An LLM given a well-scoped problem produces dramatically better output than one given an open-ended one. More importantly, a well-scoped prompt produces output you can evaluate — because you know what correct looks like before you see what the model produced.
2. Read everything you accept
Every function we accept from an AI tool is read by a senior engineer. Not skimmed — read. We ask: does this do what I think it does? Does it handle the edge cases I listed? Is the abstraction the model chose the right one for this context, or did it make the convenient choice rather than the correct one?
This sounds slow. It isn't, relative to the alternative. Reading and evaluating AI-generated code is significantly faster than writing the same code from scratch. The key word is "evaluating" — you need to be a capable engineer to do it well. You can't delegate understanding.
3. Own the tests, own the code
We write tests. We let AI help us write tests. But we never accept a test suite without understanding what it's testing and what it's not. The test suite is documentation. It describes what the system is supposed to do. If you don't understand your tests, you don't understand your system.
We pay particular attention to what the tests don't cover: happy paths the model found easy but edge cases it didn't think to include. For anything touching money, security, or compliance, we write adversarial tests ourselves — not because we don't trust AI, but because adversarial thinking is a human skill that AI is not yet reliably good at.
Where AI Genuinely Excels
We're not being precious about this.

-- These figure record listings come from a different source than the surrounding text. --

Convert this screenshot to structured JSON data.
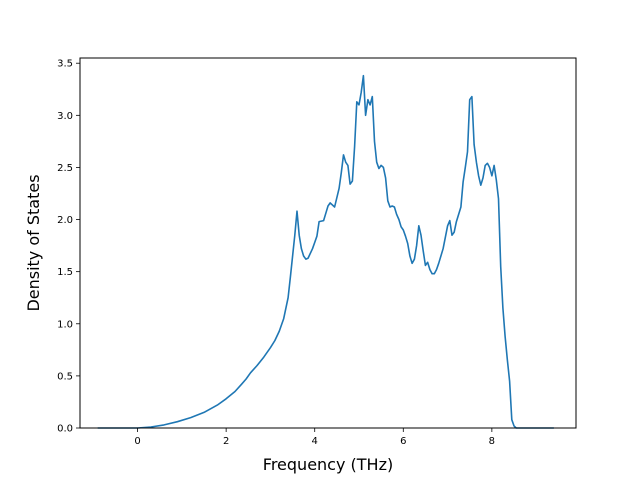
{
  "chart_data": {
    "type": "line",
    "title": "",
    "xlabel": "Frequency (THz)",
    "ylabel": "Density of States",
    "xlim": [
      -1.3,
      9.9
    ],
    "ylim": [
      0,
      3.55
    ],
    "xticks": [
      0,
      2,
      4,
      6,
      8
    ],
    "xtick_labels": [
      "0",
      "2",
      "4",
      "6",
      "8"
    ],
    "yticks": [
      0,
      0.5,
      1.0,
      1.5,
      2.0,
      2.5,
      3.0,
      3.5
    ],
    "ytick_labels": [
      "0.0",
      "0.5",
      "1.0",
      "1.5",
      "2.0",
      "2.5",
      "3.0",
      "3.5"
    ],
    "grid": false,
    "legend": "none",
    "series": [
      {
        "color": "#1f77b4",
        "x": [
          -0.9,
          0.0,
          0.3,
          0.6,
          0.9,
          1.2,
          1.5,
          1.8,
          2.0,
          2.2,
          2.35,
          2.45,
          2.55,
          2.7,
          2.85,
          3.0,
          3.1,
          3.2,
          3.3,
          3.4,
          3.45,
          3.5,
          3.55,
          3.6,
          3.65,
          3.7,
          3.75,
          3.8,
          3.85,
          3.95,
          4.0,
          4.05,
          4.1,
          4.2,
          4.25,
          4.3,
          4.35,
          4.45,
          4.55,
          4.6,
          4.65,
          4.7,
          4.75,
          4.8,
          4.85,
          4.9,
          4.95,
          5.0,
          5.05,
          5.1,
          5.15,
          5.2,
          5.25,
          5.3,
          5.35,
          5.4,
          5.45,
          5.5,
          5.55,
          5.6,
          5.65,
          5.7,
          5.75,
          5.8,
          5.85,
          5.9,
          5.95,
          6.0,
          6.05,
          6.1,
          6.15,
          6.2,
          6.25,
          6.3,
          6.35,
          6.4,
          6.45,
          6.5,
          6.55,
          6.6,
          6.65,
          6.7,
          6.75,
          6.8,
          6.9,
          7.0,
          7.05,
          7.1,
          7.15,
          7.2,
          7.3,
          7.35,
          7.4,
          7.45,
          7.5,
          7.55,
          7.6,
          7.65,
          7.7,
          7.75,
          7.8,
          7.85,
          7.9,
          7.95,
          8.0,
          8.05,
          8.1,
          8.15,
          8.2,
          8.25,
          8.3,
          8.35,
          8.4,
          8.45,
          8.5,
          8.55,
          8.6,
          8.65,
          8.7,
          9.0,
          9.4
        ],
        "y": [
          0.0,
          0.0,
          0.01,
          0.03,
          0.06,
          0.1,
          0.15,
          0.22,
          0.28,
          0.35,
          0.42,
          0.47,
          0.53,
          0.6,
          0.68,
          0.77,
          0.84,
          0.93,
          1.05,
          1.25,
          1.45,
          1.65,
          1.85,
          2.08,
          1.85,
          1.72,
          1.65,
          1.62,
          1.63,
          1.72,
          1.78,
          1.84,
          1.98,
          1.99,
          2.06,
          2.13,
          2.16,
          2.12,
          2.3,
          2.45,
          2.62,
          2.55,
          2.52,
          2.34,
          2.37,
          2.7,
          3.13,
          3.1,
          3.22,
          3.38,
          3.0,
          3.15,
          3.1,
          3.18,
          2.75,
          2.55,
          2.49,
          2.52,
          2.5,
          2.4,
          2.18,
          2.12,
          2.13,
          2.12,
          2.05,
          2.0,
          1.93,
          1.9,
          1.84,
          1.77,
          1.65,
          1.58,
          1.62,
          1.75,
          1.94,
          1.85,
          1.7,
          1.56,
          1.59,
          1.52,
          1.48,
          1.48,
          1.52,
          1.58,
          1.72,
          1.94,
          1.99,
          1.85,
          1.88,
          1.98,
          2.12,
          2.36,
          2.5,
          2.65,
          3.15,
          3.18,
          2.72,
          2.55,
          2.42,
          2.33,
          2.4,
          2.52,
          2.54,
          2.5,
          2.42,
          2.52,
          2.38,
          2.2,
          1.55,
          1.15,
          0.88,
          0.65,
          0.45,
          0.08,
          0.02,
          0.0,
          0.0,
          0.0,
          0.0,
          0.0,
          0.0
        ]
      }
    ]
  }
}
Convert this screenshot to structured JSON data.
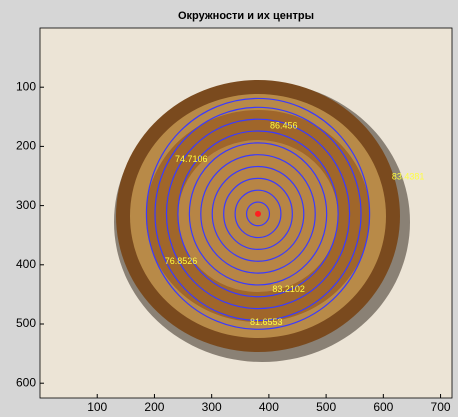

There are entire categories of work where AI assistance is genuinely transformative:
- Boilerplate — CRUD endpoints, migration scripts, serializers, test fixtures
- Documentation — docstrings, README files, OpenAPI specs from existing code
- Refactoring well-understood code — extracting functions, renaming for clarity, converting between formats
- Research — "what are the tradeoffs between X and Y for this use case" produces better first-pass analysis than most Stack Overflow threads
- Code review assistance — "what could go wrong with this function" surfaces issues a tired engineer might miss
The common thread: these are tasks where the definition of "correct" is clear, and where errors are easy to detect and cheap to fix. The places we stay vigilant are places where correctness is subtle, errors are expensive, and the system will be maintained by people who weren't in the room when it was built.
The Question to Ask Any Agency
If you're evaluating a software agency in 2026, ask them one question: "Walk me through how a piece of code goes from a prompt to production at your firm."
A vibe-coding shop will describe a workflow that ends at the generated output. An engineering firm will describe everything that comes after — the review, the tests, the edge cases considered, the architecture decisions made and documented. The answer to that question tells you everything you need to know about what you're buying.
We believe the engineering discipline that made software reliable before AI exists for the same reasons now. AI made us faster. It didn't make the discipline optional.